Dr. Eric Topol is a cardiologist, author, editor-in-chief of Medscape, and genomics professor. In 2009, he was named one of the 12 Rock Stars of Science by none other than GQ magazine.

But even rock stars occasionally have a bad day. After blogging for almost 5 years, I sometimes have trouble thinking of things to write about. This apparently happened to Dr. Topol the other day. He published a Medscape article with an accompanying video about how doctors are being squeezed by many outside forces that require them to do things they don't want to do.

It was kind of a rambling discourse in which he suggested that doctors should offload the responsibility to do these "more mundane aspects of care" to the patients. He thinks this would make medicine more exciting "the way it used to be."

Dr. Topol offered this cartoon to illustrate the outside forces that are squeezing doctors.

Genomics is a focus of Dr. Topol's research, but I don't think a lot of doctors are concerned that they lack knowledge about it.

His post created a lot of controversy prompting Medscape to take down all of the comments.

With great foresight, one physician, Dr. Kristin Held, preserved her comment with a screenshot which I have thoughtfully provided for you below.

What do you think she really wanted to say with the start of her second paragraph? Could it have been "How about growing a _ _ _ _ of _ _ _ _s?

Like Dr. Held, I have no idea which of the "mundane aspects of this new world" Dr. Topol had in mind to offload on the patients. Of the 16 forces squeezing doctors that he illustrated, I don't see many of them being taken over by patients. They already control patient satisfaction and what's written on Yelp. Maybe they can cover the lack of genomic knowledge too.

It's sad that an influential doctor like Topol is so lost in the woods.
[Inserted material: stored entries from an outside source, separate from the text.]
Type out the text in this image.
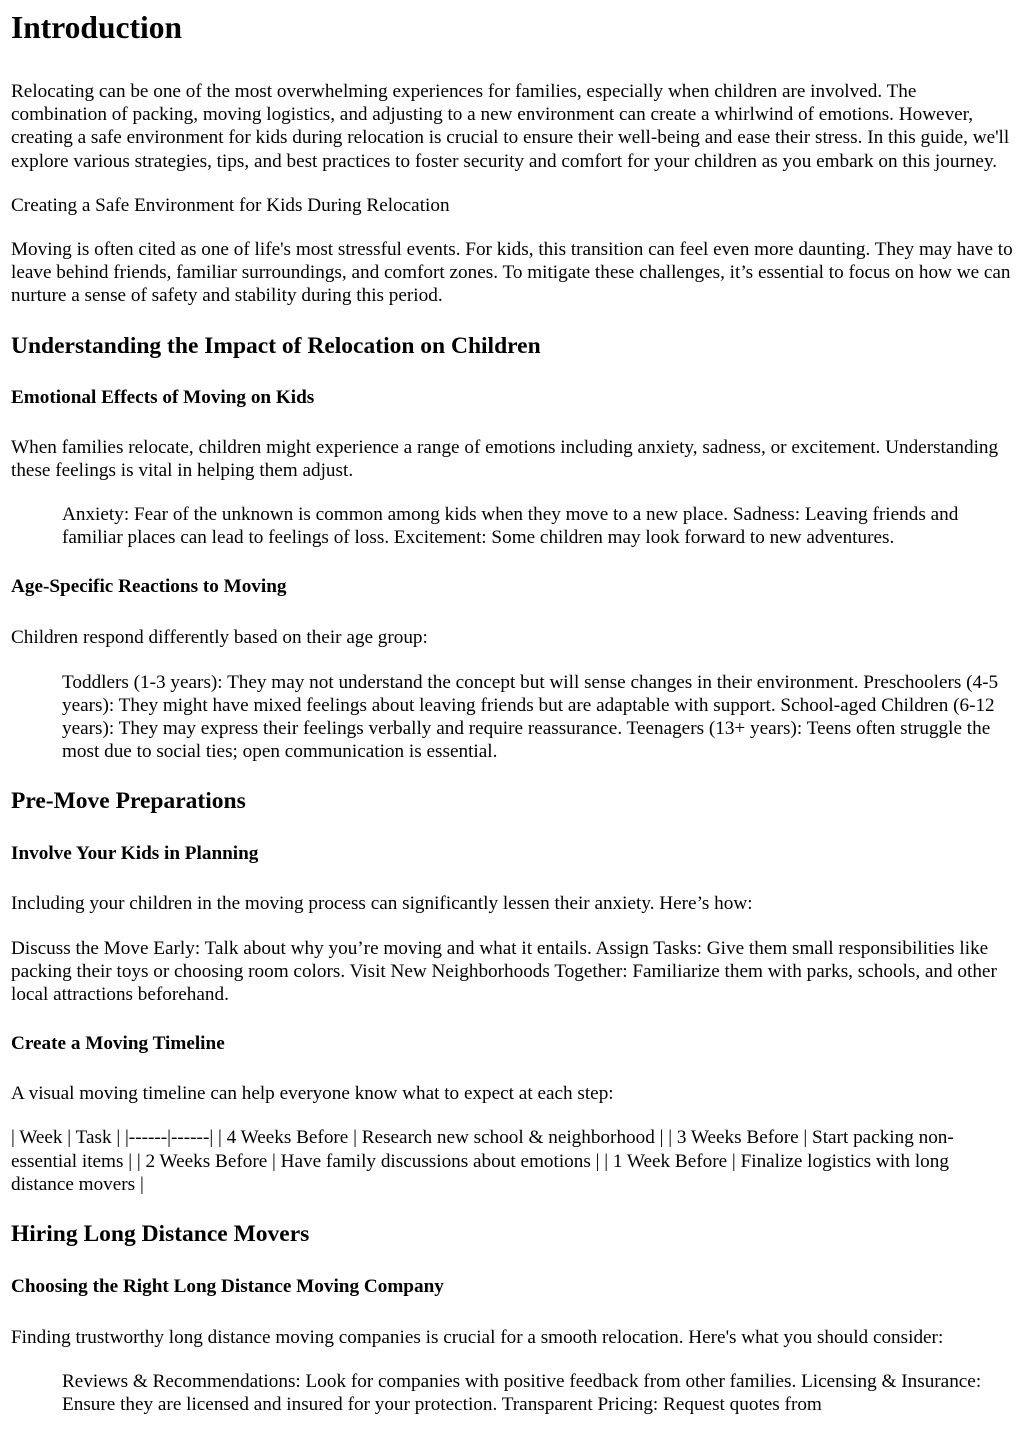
Introduction

Relocating can be one of the most overwhelming experiences for families, especially when children are involved. The combination of packing, moving logistics, and adjusting to a new environment can create a whirlwind of emotions. However, creating a safe environment for kids during relocation is crucial to ensure their well-being and ease their stress. In this guide, we'll explore various strategies, tips, and best practices to foster security and comfort for your children as you embark on this journey.

Creating a Safe Environment for Kids During Relocation

Moving is often cited as one of life's most stressful events. For kids, this transition can feel even more daunting. They may have to leave behind friends, familiar surroundings, and comfort zones. To mitigate these challenges, it’s essential to focus on how we can nurture a sense of safety and stability during this period.

Understanding the Impact of Relocation on Children
Emotional Effects of Moving on Kids

When families relocate, children might experience a range of emotions including anxiety, sadness, or excitement. Understanding these feelings is vital in helping them adjust.

Anxiety: Fear of the unknown is common among kids when they move to a new place. Sadness: Leaving friends and familiar places can lead to feelings of loss. Excitement: Some children may look forward to new adventures.
Age-Specific Reactions to Moving

Children respond differently based on their age group:

Toddlers (1-3 years): They may not understand the concept but will sense changes in their environment. Preschoolers (4-5 years): They might have mixed feelings about leaving friends but are adaptable with support. School-aged Children (6-12 years): They may express their feelings verbally and require reassurance. Teenagers (13+ years): Teens often struggle the most due to social ties; open communication is essential.
Pre-Move Preparations
Involve Your Kids in Planning

Including your children in the moving process can significantly lessen their anxiety. Here’s how:

Discuss the Move Early: Talk about why you’re moving and what it entails. Assign Tasks: Give them small responsibilities like packing their toys or choosing room colors. Visit New Neighborhoods Together: Familiarize them with parks, schools, and other local attractions beforehand.

Create a Moving Timeline

A visual moving timeline can help everyone know what to expect at each step:

| Week | Task | |------|------| | 4 Weeks Before | Research new school & neighborhood | | 3 Weeks Before | Start packing non-essential items | | 2 Weeks Before | Have family discussions about emotions | | 1 Week Before | Finalize logistics with long distance movers |

Hiring Long Distance Movers
Choosing the Right Long Distance Moving Company

Finding trustworthy long distance moving companies is crucial for a smooth relocation. Here's what you should consider:

Reviews & Recommendations: Look for companies with positive feedback from other families. Licensing & Insurance: Ensure they are licensed and insured for your protection. Transparent Pricing: Request quotes from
However, the bright side is that gave me something to write about.


Carolyn Thomas said...

I'm going to get right on this... I'm going to take on the responsibility for some of those "more mundane" tasks that important doctors like Dr. Eric simply "do not want to do" anymore.

Think I'll start with Algorithms and Retail-Based Clinics and then maybe EHR Frustrations because those are issues I'm eminently qualified to take over entirely for him and others of his ilk.

And really, why should these mundane burdens be born by such a bona fide "Rock Star of Science"?

I'm glad that at least one sharp commenter, Dr. Kristin Held, preserved at least one of the comments for us. It's unfortunate ( and so gutless!) that Medscape chose to take down only the comments, instead of the entire post.

Skeptical Scalpel said...

I am surprised you didn't want to tackle lack of genomic knowledge. :-)

Moose said...


I strongly suspect that Dr Held said what she wanted to say. The implication of the phrase "grow a pair of balls" (there, I said it) is that you have to be a MAN, and a TOUGH MAN, to do [whatever].

It's right up there with the idea that to be weak is to "do [whatever] like a girl."

People of all genders have spines. However, some of us seem to forget they exist. Sexism hurts both ways. Don't let there be stereotypes for women OR men.

Carolyn Thomas said...

Well, that was next on my list of course....

Anonymous said...

I'm glad you posted this AFTER I went to church.

That being said, I would have loved to see the other comments. Since Dr. Held emailed you, could you please send her a note telling her (or ask her to come here if you approve my comment), that I haven't cheered at a blog post like this in a while. Thank you for the laughter and the cheering.

I needed it.

Narayanachar S. Murali, MD, FACP, FACG said...

What is wrong with what he said. He was just weary fighting against the war on doctors. Perhaps he realized a bit late that the mundane forces against doctors are so strong they have even awakened translational scientists and Genomic professors.
Perhaps he was secretly expressing a hope that if these mandates that are sold as quality junk to us( through advertising and patient pressure) is offloaded to consumer who pays for it , they may see some reason to free us from our own fetters.
I wish he had left the article as it is and defended himself in a more articulate manner. He is a good debater!
He has done a lot of good for us including supporting NBPAS. I hope they don't harm that mission in similar light.

WakingUpCosts said...

Here's favorite way to visualize these outside pressures:

frankbill said...

Some might want to do a search for Dr. Eric Topol.

frankbill said...

As a non medical person I see two things that if were changed would go a long way in helping with the problems.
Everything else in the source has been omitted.